Champion A’s show how the west is won
The A’s won the West in decisive fashion, sealing their 16th division title in franchise history.
The A’s won the West in decisive fashion, sealing their 16th division title in franchise history.
O.CO COLISEUM — The A’s won the West Sunday afternoon in decisive fashion, sealing their 16th division title in franchise history with an 11-7 victory over the Minnesota Twins.
The day didn’t start as planned for the Athletics. Sonny Gray was a little shaky on the mound, giving up a lead-off single to Alex Presley and then throwing the ball away on a pick-off attempt, allowing Presley to end up on third. He eventually scored on a single by Oswaldo Arcia.
But the powerful A’s offense got that run back and plenty more in the bottom of the second.
With two outs, Cole De Vries walked Josh Reddick, Darin Barton, and Stephen Vogt to load the bases. Eric Sogard dropped a bloop single into shallow left, giving the A’s the lead.
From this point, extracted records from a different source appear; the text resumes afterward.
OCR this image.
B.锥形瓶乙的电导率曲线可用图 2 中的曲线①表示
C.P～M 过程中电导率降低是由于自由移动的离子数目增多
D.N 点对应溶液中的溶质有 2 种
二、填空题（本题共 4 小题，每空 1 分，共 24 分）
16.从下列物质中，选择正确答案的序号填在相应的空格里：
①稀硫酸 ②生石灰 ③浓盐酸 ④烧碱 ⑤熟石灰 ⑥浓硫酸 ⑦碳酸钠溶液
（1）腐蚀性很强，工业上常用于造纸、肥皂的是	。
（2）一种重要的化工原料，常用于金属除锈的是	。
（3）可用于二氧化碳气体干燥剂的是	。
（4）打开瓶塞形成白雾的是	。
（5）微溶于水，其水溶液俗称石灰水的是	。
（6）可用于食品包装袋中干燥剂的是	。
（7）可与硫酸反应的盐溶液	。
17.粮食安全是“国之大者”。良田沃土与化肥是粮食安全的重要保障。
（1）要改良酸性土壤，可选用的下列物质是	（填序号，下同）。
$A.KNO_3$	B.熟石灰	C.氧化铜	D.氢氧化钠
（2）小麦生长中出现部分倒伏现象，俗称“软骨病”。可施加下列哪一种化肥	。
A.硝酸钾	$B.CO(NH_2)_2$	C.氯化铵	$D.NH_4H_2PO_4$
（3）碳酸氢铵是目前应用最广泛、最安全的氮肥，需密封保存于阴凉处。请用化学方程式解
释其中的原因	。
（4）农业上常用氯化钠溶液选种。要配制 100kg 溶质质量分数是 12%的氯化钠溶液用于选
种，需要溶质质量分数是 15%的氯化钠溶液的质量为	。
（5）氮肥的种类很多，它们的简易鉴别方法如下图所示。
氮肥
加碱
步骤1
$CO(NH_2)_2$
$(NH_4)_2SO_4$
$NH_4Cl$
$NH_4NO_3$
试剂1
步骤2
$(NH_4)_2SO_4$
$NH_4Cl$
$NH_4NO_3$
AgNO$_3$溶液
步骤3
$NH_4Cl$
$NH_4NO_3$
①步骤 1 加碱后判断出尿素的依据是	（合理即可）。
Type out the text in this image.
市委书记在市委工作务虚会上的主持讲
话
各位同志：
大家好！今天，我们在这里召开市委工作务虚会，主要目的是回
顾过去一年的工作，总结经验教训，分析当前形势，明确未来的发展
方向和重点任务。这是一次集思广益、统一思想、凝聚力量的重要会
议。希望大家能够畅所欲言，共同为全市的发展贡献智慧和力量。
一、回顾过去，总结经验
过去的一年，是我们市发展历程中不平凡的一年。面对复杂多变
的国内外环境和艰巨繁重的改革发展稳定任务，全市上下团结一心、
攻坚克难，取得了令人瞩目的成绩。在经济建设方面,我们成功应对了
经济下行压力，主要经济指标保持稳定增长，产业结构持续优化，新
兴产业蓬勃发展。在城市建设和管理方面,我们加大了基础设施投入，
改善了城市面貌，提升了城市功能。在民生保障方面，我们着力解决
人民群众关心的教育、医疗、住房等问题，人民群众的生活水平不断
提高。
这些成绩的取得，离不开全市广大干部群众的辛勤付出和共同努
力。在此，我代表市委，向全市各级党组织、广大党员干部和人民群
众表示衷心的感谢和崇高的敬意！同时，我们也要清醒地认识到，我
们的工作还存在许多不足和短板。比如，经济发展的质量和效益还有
The big blow came next off the bat of Coco Crisp , as he launched a three-run home run – his 22nd of the year – to right field. Jed Lowrie singled and came home on a double by Josh Donaldson, and suddenly it was 6-1 Athletics.
While the A’s were having their big inning in Oakland, the Kansas City Royals were doing their part, with Justin Maxwell crushing a walk-off tenth-inning grand slam to beat the Texas Rangers.
The Texas loss gave the Athletics the West, and the crowd of 30,589 erupted as the grand slam was shown on the scoreboard. Sogard said that it was tough to hold off on the celebration:
“It was obviously exciting, I mean, that’s the ultimate clinch. But you know, we wanted to continue to focus on that game, get the win, and really enjoy it with our teammates and our fans.”
Oakland batters — who’ve hit 68 home runs in the last 43 games — weren’t done for the day. They’d add some insurance runs on solo shots from Barton and Lowrie and a sacrifice fly from both Reddick and Moss. Crisp also tacked on an RBI single, just for good measure, in the seventh.
It turns out that the A’s would need those runs, as the pitching would struggle a bit. Gray went five innings, allowing seven hits and four runs.
Arcia turned out to be the offense for the Twins on Sunday. He went four-for-five with six RBIs, including his own three-run homer in the third and a two-run single in the ninth. Arcia’s 14 long balls for the season are the most of any rookie in the American League.
Minnesota added a run in the seventh against Brett Anderson on an RBI single off the bat of Brian Dozier that brought home Eric Fryer.
The A’s scored 39 runs in the four-game set against the Twins, which ties a franchise record for the most runs in a series. They’re hoping to carry that momentum into the postseason after clinching their second-straight Western Division Championship.
Donaldson said that sweeping the Rangers in Texas last weekend already gave them a lot of momentum:
“Being able to go into their place, and go in there and win every game, I think that sent a statement to people around the league to say that we’re for real and we have big dreams this year.”
Reddick said that this team has grown in the last year after a first-round exit from the 2012 postseason and that the A’s are ready to play their brand of baseball in October:
“I think we’re a little bit better. We’re a bit more mature as a team. We’ve got that experience under our belts, most of us now, so we know what to expect from it. We’re not a team that has a lot of media coverage, and we know now that’s what it’s gonna be like in the playoffs. But we gotta put all that stuff behind us and just go out there and play baseball like it’s September 21st in October.”
Gray has allowed 20 of his 22 runs this year in the first three innings of a game. He has a 5.66 ERA in innings one through three and a 0.56 ERA from the fourth inning on. … Barton is hitting .319 in 24 games since being brought up from triple-A on August 26, and the A’s have gone 20-4 in games which he has played since then. … Crisp stole his 20th base of the season in the sixth inning and is now the 10th player in Athletics history with 20 home runs and 20 steals in a season. The last was Ruben Sierra in 1993.